String vs str

We can now understand the two string types in Rust:

fn main() {
    let s1: &str = "World";
    println!("s1: {s1}");

    let mut s2: String = String::from("Hello ");
    println!("s2: {s2}");
    println!("s2: {s2}");
    let s3: &str = &s2[6..];
    println!("s3: {s3}");

Rust terminology:

  • &str an immutable reference to a string slice.
  • String a mutable string buffer.
  • &str introduces a string slice, which is an immutable reference to UTF-8 encoded string data stored in a block of memory. String literals (”Hello”), are stored in the program’s binary.

  • Rust’s String type is a wrapper around a vector of bytes.
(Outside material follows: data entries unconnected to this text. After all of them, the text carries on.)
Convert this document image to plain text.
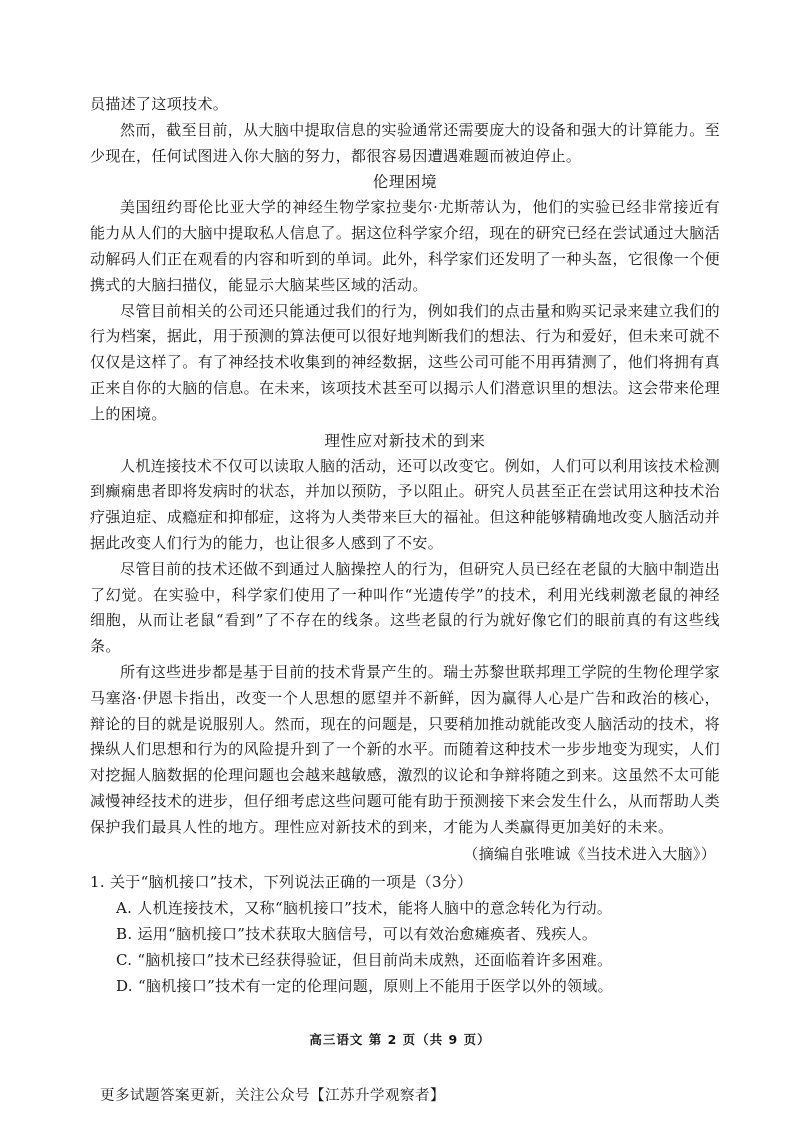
员描述了这项技术。

然而，截至目前，从大脑中提取信息的实验通常还需要庞大的设备和强大的计算能力。至少现在，任何试图进入你大脑的努力，都很容易因遭遇难题而被迫停止。

伦理困境

美国纽约哥伦比亚大学的神经生物学家拉斐尔·尤斯蒂认为，他们的实验已经非常接近有能力从人们的大脑中提取私人信息了。据这位科学家介绍，现在的研究已经在尝试通过大脑活动解码人们正在观看的内容和听到的单词。此外，科学家们还发明了一种头盔，它很像一个便携式的大脑扫描仪，能显示大脑某些区域的活动。

尽管目前相关的公司还只能通过我们的行为，例如我们的点击量和购买记录来建立我们的行为档案，据此，用于预测的算法便可以很好地判断我们的想法、行为和爱好，但未来可就不仅仅是这样了。有了神经技术收集到的神经数据，这些公司可能不用再猜测了，他们将拥有真正来自你的大脑的信息。在未来，该项技术甚至可以揭示人们潜意识里的想法。这会带来伦理上的困境。

理性应对新技术的到来

人机连接技术不仅可以读取人脑的活动，还可以改变它。例如，人们可以利用该技术检测到癫痫患者即将发病时的状态，并加以预防，予以阻止。研究人员甚至正在尝试用这种技术治疗强迫症、成瘾症和抑郁症，这将为人类带来巨大的福祉。但这种能够精确地改变人脑活动并据此改变人们行为的能力，也让很多人感到了不安。

尽管目前的技术还做不到通过人脑操控人的行为，但研究人员已经在老鼠的大脑中制造出了幻觉。在实验中，科学家们使用了一种叫作“光遗传学”的技术，利用光线刺激老鼠的神经细胞，从而让老鼠“看到”了不存在的线条。这些老鼠的行为就好像它们的眼前真的有这些线条。

所有这些进步都是基于目前的技术背景产生的。瑞士苏黎世联邦理工学院的生物伦理学家马塞洛·伊恩卡指出，改变一个人思想的愿望并不新鲜，因为赢得人心是广告和政治的核心，辩论的目的就是说服别人。然而，现在的问题是，只要稍加推动就能改变人脑活动的技术，将操纵人们思想和行为的风险提升到了一个新的水平。而随着这种技术一步步地变为现实，人们对挖掘人脑数据的伦理问题也会越来越敏感，激烈的议论和争辩将随之到来。这虽然不太可能减慢神经技术的进步，但仔细考虑这些问题可能有助于预测接下来会发生什么，从而帮助人类保护我们最具人性的地方。理性应对新技术的到来，才能为人类赢得更加美好的未来。

（摘编自张唯诚《当技术进入大脑》）
1. 关于“脑机接口”技术，下列说法正确的一项是（3分）
A. 人机连接技术，又称“脑机接口”技术，能将人脑中的意念转化为行动。
B. 运用“脑机接口”技术获取大脑信号，可以有效治愈瘫痪者、残疾人。
C. “脑机接口”技术已经获得验证，但目前尚未成熟，还面临着许多困难。
D. “脑机接口”技术有一定的伦理问题，原则上不能用于医学以外的领域。
高三语文 第 2 页（共 9 页）
更多试题答案更新，关注公众号【江苏升学观察者】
As with a Vec<T>, it is owned.

  • As with many other types String::from() creates a string from a string literal; String::new() creates a new empty string, to which string data can be added using the push() and push_str() methods.

  • The format!() macro is a convenient way to generate an owned string from dynamic values. It accepts the same format specification as println!().

  • You can borrow &str slices from String via & and optionally range selection.

  • For C++ programmers: think of &str as const char* from C++, but the one that always points to a valid string in memory. Rust String is a rough equivalent of std::string from C++ (main difference: it can only contain UTF-8 encoded bytes and will never use a small-string optimization).